初志貫徹が志望校合格を導く!共通テスト難化で個別試験勝負へ

波乱は「3年目」も続くのか。いよいよ2023年度(23年4月)入試が9月からの総合型選抜入試を皮切りにスタートする。コロナ禍に制度改革など過去2年、大学入試は大きく揺れた。そこから見えてきたものは何か。今春の入試結果を振り返るとともに、今後の大学、学部・学科選びへの道しるべを探った。

導入2年目の大学入学共通テストは、数学Ⅰや数学Ⅰ・A、日本史B、化学、生物など平均点が大幅にダウンする科目が相次いだ。駿台予備学校進学情報事業部の石原賢一部長は「共通テストが難化して平均点が下がり、個別試験勝負になりました。そして、難関大志望層が強気の志願を維持したことが目立ちました」と今春の特徴を挙げる。

駿台とベネッセによるデータネット実行委員会の推計によれば、初年度の共通テストの5教科7科目の平均点は、文系で552点(900点満点)、理系で572点(同)。2年目の今春は文系が508点、理系は513点とダウンした。ただ、過去の共通試験は2年目も得点率は6割を維持していた。共通テストの得点率は文系が56%、理系が57%で過去にないダウン幅で、正に「波乱」が起きた。

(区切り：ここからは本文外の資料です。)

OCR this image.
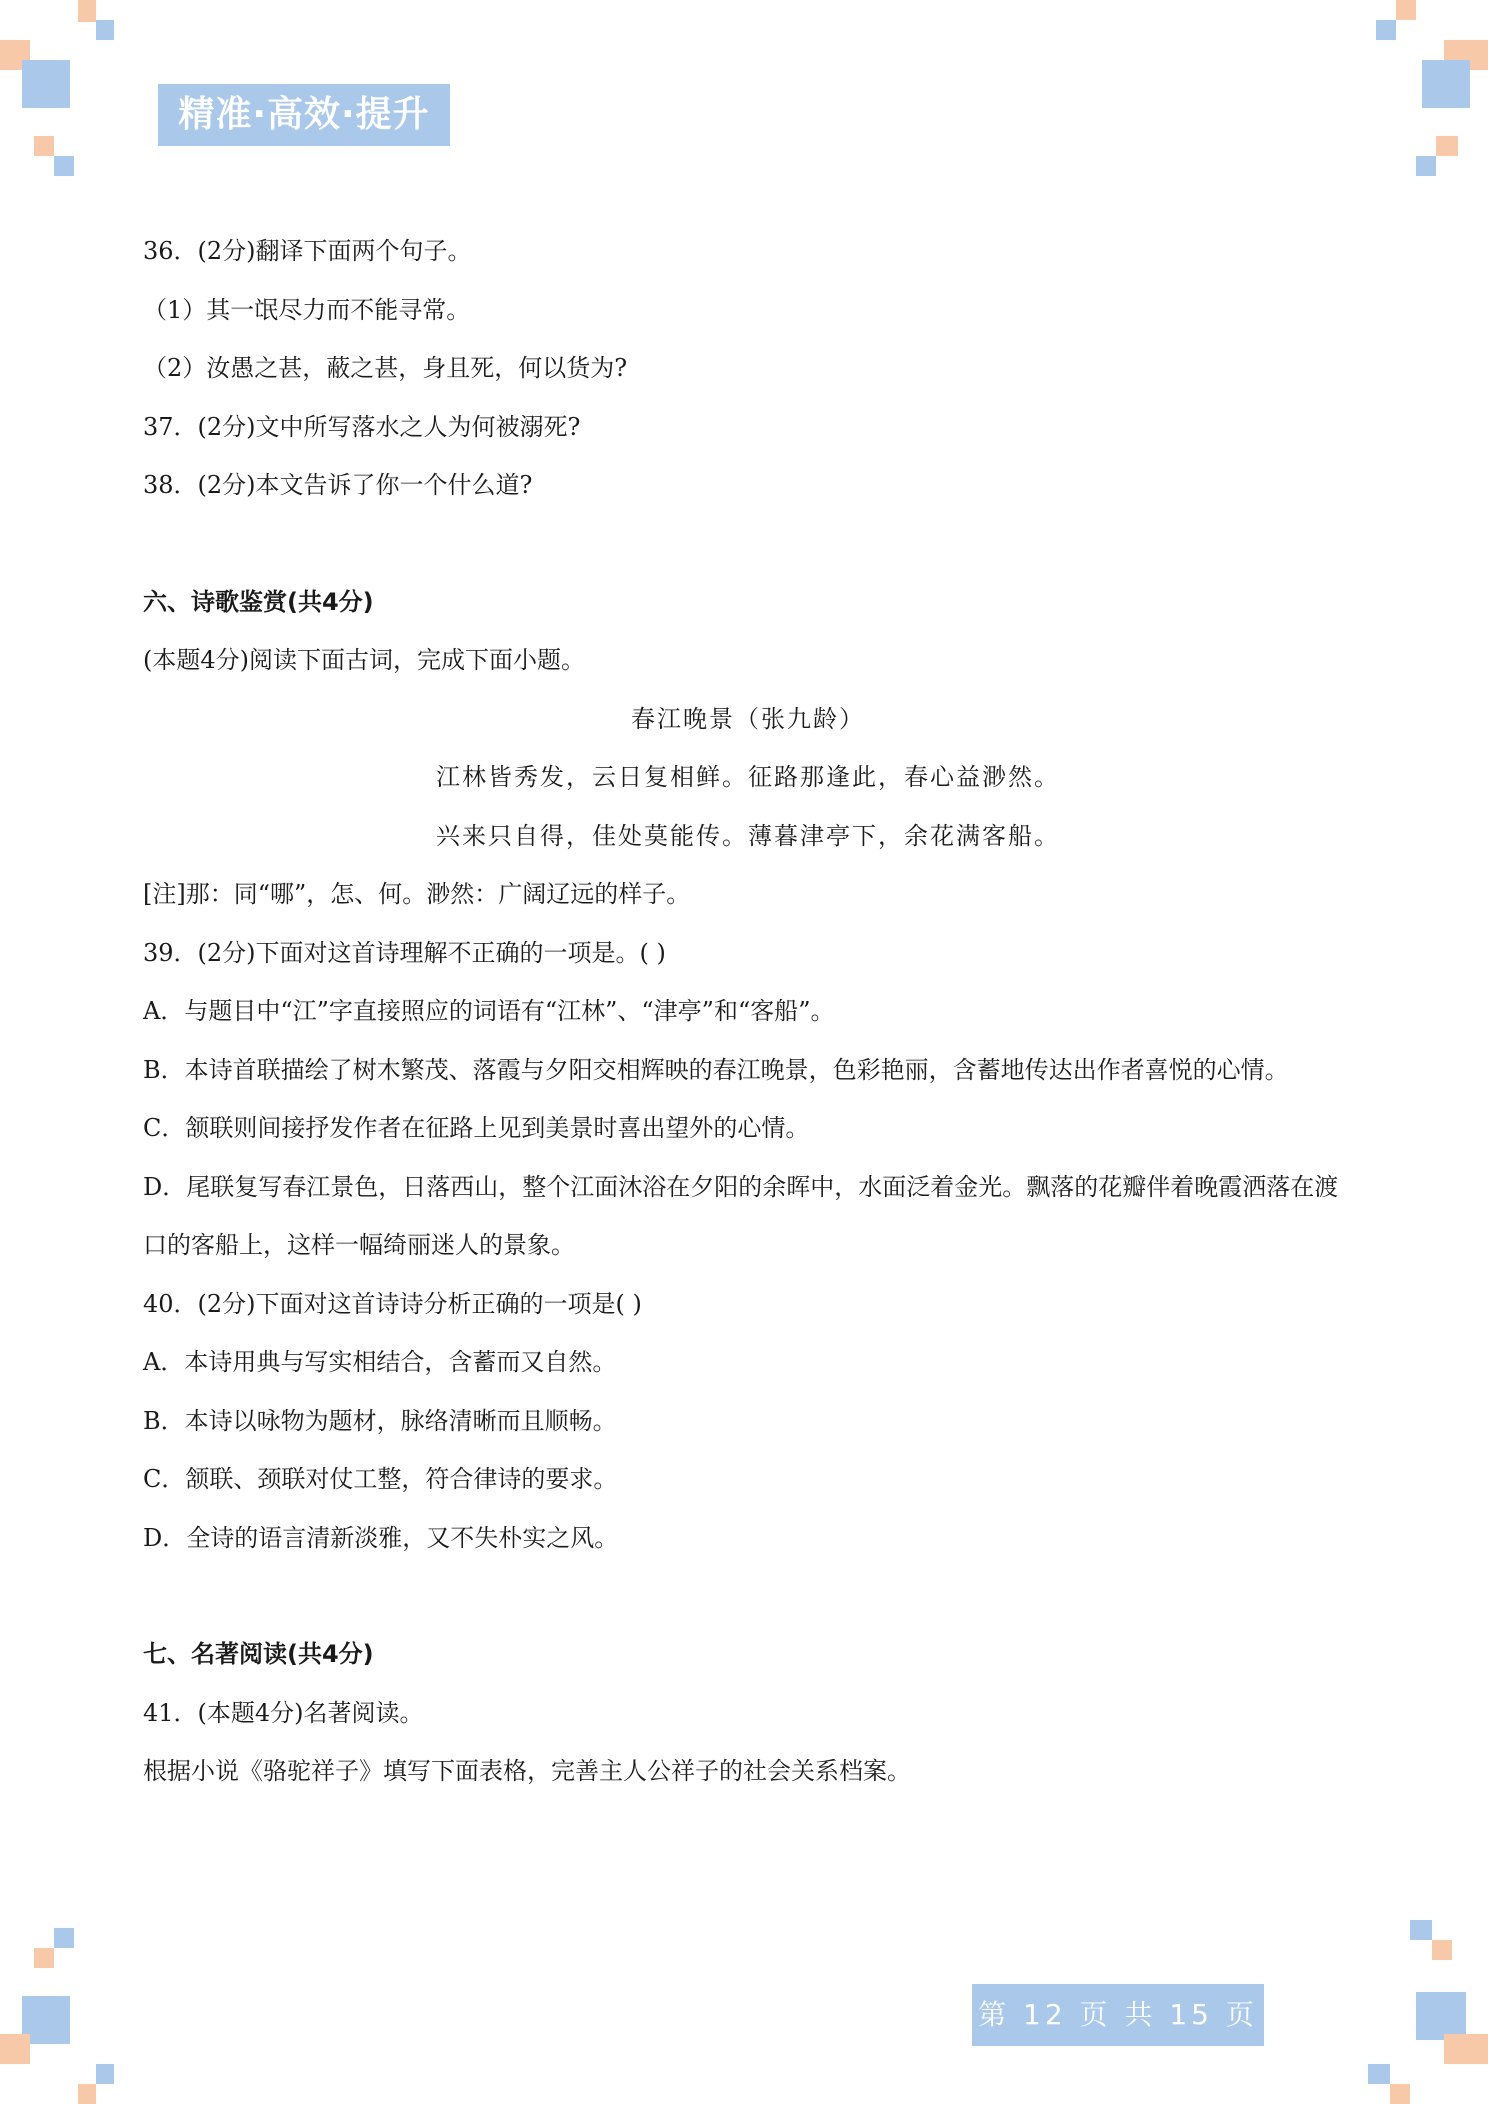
精准·高效·提升
36．(2分)翻译下面两个句子。
（1）其一氓尽力而不能寻常。
（2）汝愚之甚，蔽之甚，身且死，何以货为?
37．(2分)文中所写落水之人为何被溺死?
38．(2分)本文告诉了你一个什么道?
六、诗歌鉴赏(共4分)
(本题4分)阅读下面古词，完成下面小题。
春江晚景（张九龄）
江林皆秀发，云日复相鲜。征路那逢此，春心益渺然。
兴来只自得，佳处莫能传。薄暮津亭下，余花满客船。
[注]那：同“哪”，怎、何。渺然：广阔辽远的样子。
39．(2分)下面对这首诗理解不正确的一项是。( )
A．与题目中“江”字直接照应的词语有“江林”、“津亭”和“客船”。
B．本诗首联描绘了树木繁茂、落霞与夕阳交相辉映的春江晚景，色彩艳丽，含蓄地传达出作者喜悦的心情。
C．颔联则间接抒发作者在征路上见到美景时喜出望外的心情。
D．尾联复写春江景色，日落西山，整个江面沐浴在夕阳的余晖中，水面泛着金光。飘落的花瓣伴着晚霞洒落在渡口的客船上，这样一幅绮丽迷人的景象。
40．(2分)下面对这首诗诗分析正确的一项是( )
A．本诗用典与写实相结合，含蓄而又自然。
B．本诗以咏物为题材，脉络清晰而且顺畅。
C．颔联、颈联对仗工整，符合律诗的要求。
D．全诗的语言清新淡雅，又不失朴实之风。
七、名著阅读(共4分)
41．(本题4分)名著阅读。
根据小说《骆驼祥子》填写下面表格，完善主人公祥子的社会关系档案。
第 12 页 共 15 页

今回は成績の上位や下位にかかわらず、総じて平均点が下がった。大学通信情報調査・編集部の井沢秀部長は「成績上位層も得点を伸ばせなかったことで、受験生は『同じスタートライン』に立てました。そのなかで、成功したのは平均点ダウンにも動じず、自分の立ち位置をしっかり冷静に分析し、国公立大に2次試験など個別試験まで諦めず、頑張り続けた受験生でした」と話す。

難関大は志願者増
準難関大は減

では、志願動向はどうだったのか。駿台の石原さんは、「準難関大以下を志望する層は共通テストの平均点ダウンを受け、1ランク下の大学に出願した受験生が多かったと考えられます。実際に準難関レベルの大学は、志願者減が目立っています」と指摘する。合否の決定で、難関大は共通テストの成績が占める割合が低く、準難関大から一般的な大学までは、その割合が高い傾向にあるからだ。昨春まで志願者数が6年連続で国公立大トップだった千葉大をはじめ、東京都立大や筑波大、横浜市立大なども志願者減となった。

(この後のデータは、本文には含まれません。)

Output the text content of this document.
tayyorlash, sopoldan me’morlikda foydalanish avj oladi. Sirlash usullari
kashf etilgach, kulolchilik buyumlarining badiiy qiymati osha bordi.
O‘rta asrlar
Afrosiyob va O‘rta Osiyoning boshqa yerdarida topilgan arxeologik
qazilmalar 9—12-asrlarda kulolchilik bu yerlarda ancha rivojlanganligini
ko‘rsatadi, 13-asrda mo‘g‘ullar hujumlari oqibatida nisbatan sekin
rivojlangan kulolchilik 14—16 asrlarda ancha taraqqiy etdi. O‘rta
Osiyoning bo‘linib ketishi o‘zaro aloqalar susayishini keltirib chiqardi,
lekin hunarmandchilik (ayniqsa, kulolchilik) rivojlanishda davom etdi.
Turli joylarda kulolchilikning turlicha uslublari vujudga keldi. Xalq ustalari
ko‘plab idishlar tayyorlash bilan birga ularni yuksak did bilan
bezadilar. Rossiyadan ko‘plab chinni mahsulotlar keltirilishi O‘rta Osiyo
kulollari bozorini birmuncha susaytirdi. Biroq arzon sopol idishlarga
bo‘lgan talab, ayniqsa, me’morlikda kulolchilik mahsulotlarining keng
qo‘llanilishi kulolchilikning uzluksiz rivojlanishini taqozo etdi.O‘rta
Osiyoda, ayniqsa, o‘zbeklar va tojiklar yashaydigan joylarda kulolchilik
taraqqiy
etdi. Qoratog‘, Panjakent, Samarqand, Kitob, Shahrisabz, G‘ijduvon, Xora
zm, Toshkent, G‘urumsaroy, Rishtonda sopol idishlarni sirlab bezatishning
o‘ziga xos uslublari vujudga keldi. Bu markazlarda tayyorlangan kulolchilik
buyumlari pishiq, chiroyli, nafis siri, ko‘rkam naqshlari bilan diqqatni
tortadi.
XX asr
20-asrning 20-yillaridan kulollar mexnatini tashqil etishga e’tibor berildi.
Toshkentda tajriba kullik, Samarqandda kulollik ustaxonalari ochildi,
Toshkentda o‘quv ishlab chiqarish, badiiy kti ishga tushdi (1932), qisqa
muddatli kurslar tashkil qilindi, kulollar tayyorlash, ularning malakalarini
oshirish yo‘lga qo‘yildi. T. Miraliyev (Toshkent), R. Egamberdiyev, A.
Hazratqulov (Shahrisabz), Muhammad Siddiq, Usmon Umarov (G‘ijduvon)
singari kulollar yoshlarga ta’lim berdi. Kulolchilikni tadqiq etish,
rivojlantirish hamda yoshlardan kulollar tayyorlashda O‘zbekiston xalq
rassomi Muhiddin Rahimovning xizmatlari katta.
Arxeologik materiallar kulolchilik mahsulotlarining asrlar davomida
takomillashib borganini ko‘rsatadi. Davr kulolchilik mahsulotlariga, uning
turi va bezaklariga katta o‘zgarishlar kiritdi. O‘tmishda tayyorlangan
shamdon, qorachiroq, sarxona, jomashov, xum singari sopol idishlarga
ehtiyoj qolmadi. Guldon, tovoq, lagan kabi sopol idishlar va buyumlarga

対して、東京大や京都大はじめ旧帝大など難関国立大は軒並み志願者を増やした。東京大は前年比418人増、京都大も9年ぶりの志願者増。北海道大、九州大、大阪大も志願者が増えた。駿台の石原さんは「上位層には共通テストの難化は『個別試験勝負』を挑める、むしろチャンスとなり、とことん強気で押した受験生が多かったと思われます」。一方で「コロナ禍前の19年春の私立大文系の最難関グループ全体の実質倍率は5.2倍でした。今春は3.4倍にまで下がっています。大学の間口は確実に広がっています」。

少子化による受験人口の減少で倍率は下がる傾向にある。波乱が起きても動じず、志望を貫くことが、合格を引き寄せることもあるのだ。

不透明だからこそ
納得のいく志望校選びを

共通テストは現在、多くの私立大も利用する。平均点ダウンは、その入試にも影響を与えた。一つが難関私立大での志願者増だ。

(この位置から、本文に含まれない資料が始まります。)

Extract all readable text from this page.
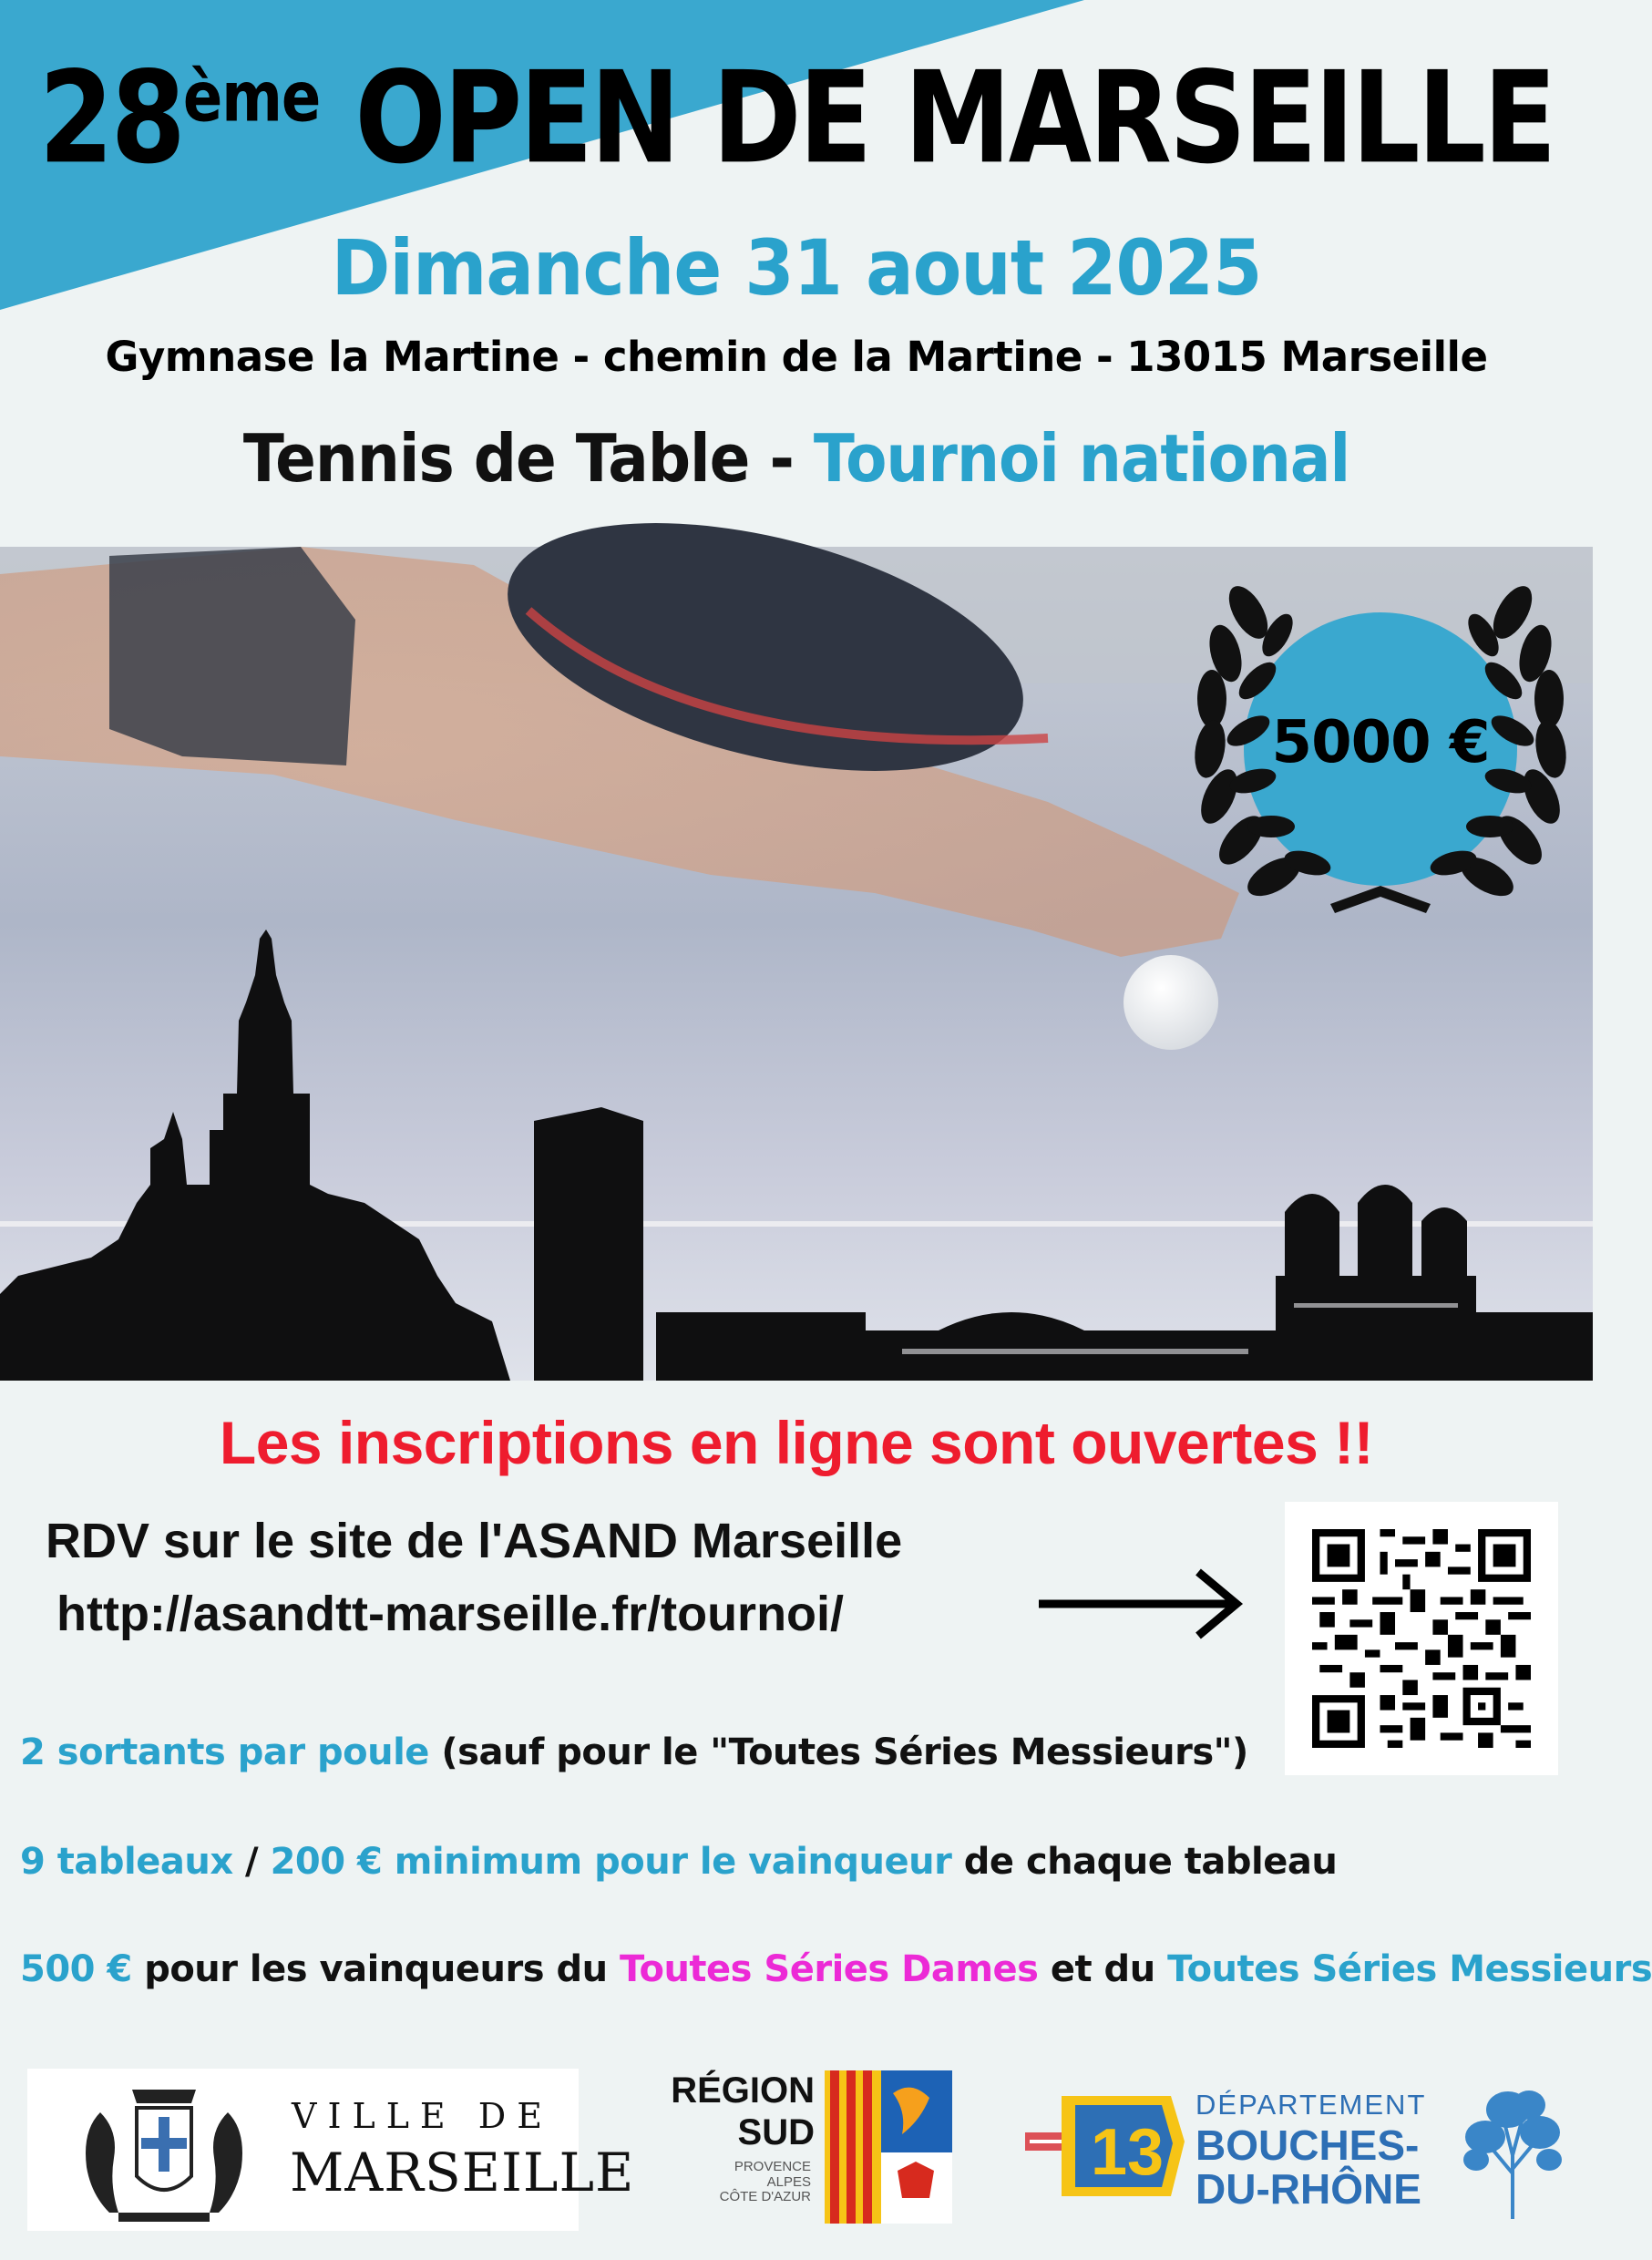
28ème OPEN DE MARSEILLE
Dimanche 31 aout 2025
Gymnase la Martine - chemin de la Martine - 13015 Marseille
Tennis de Table - Tournoi national
5000 €
Les inscriptions en ligne sont ouvertes !!
RDV sur le site de l'ASAND Marseille
http://asandtt-marseille.fr/tournoi/
2 sortants par poule (sauf pour le "Toutes Séries Messieurs")
9 tableaux / 200 € minimum pour le vainqueur de chaque tableau
500 € pour les vainqueurs du Toutes Séries Dames et du Toutes Séries Messieurs
VILLE DE
MARSEILLE
RÉGION
SUD
PROVENCE
ALPES
CÔTE D'AZUR
13
DÉPARTEMENT
BOUCHES-
DU-RHÔNE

今春は上智大、中央大、立教大、関西大を除いた難関大は志願者が増えた。大学通信の井沢さんは「共通テストの難化により、国公立大志望者の併願が増えた。首都圏や関西圏で難関や準難関の国公立大を狙っていた層は、自宅から通える私立難関・準難関大を併願したためでしょう」と見る。私立大の志願者総数は駿台の推計で約332万5000人。前年比14%減と戦後最大の減少幅だった昨春から、今春は0.1%の微増だった。

来春入試に向けて、駿台の石原さんは「共通テストはまだ2年。今後、何が出題されるかは読みにくい。共通テスト対策の模試を複数回受験し、どんな問題が出ても慌てないようにメンタルトレーニングをしておくことです」とアドバイスを送る。さらに「一般選抜の倍率が下がり、合格しやすい環境だからこそ、自分がやりたいことができる大学を夏までに見つけ、早い時期に志望校を固めてほしい」と力説する。

大学通信の井沢さんは「コロナ禍やウクライナ危機など、自らの意思ではどうにもならない不安定要素とも対峙しなければなりません」と受験生の置かれた状況を心配する。その上で「学校現場や保護者など、大人の支援が必要なのは言うまでもありません」と付け加えた。ロシアのウクライナへの侵攻、それに伴う物価の高騰など、先行きの不透明感も漂う。だからこそ、大学が発信する情報へのアンテナを高くし、納得いく志望校選びが肝要になる。

※本文は毎日新聞本紙特集(2022年6月24日付)を編集、引用しています。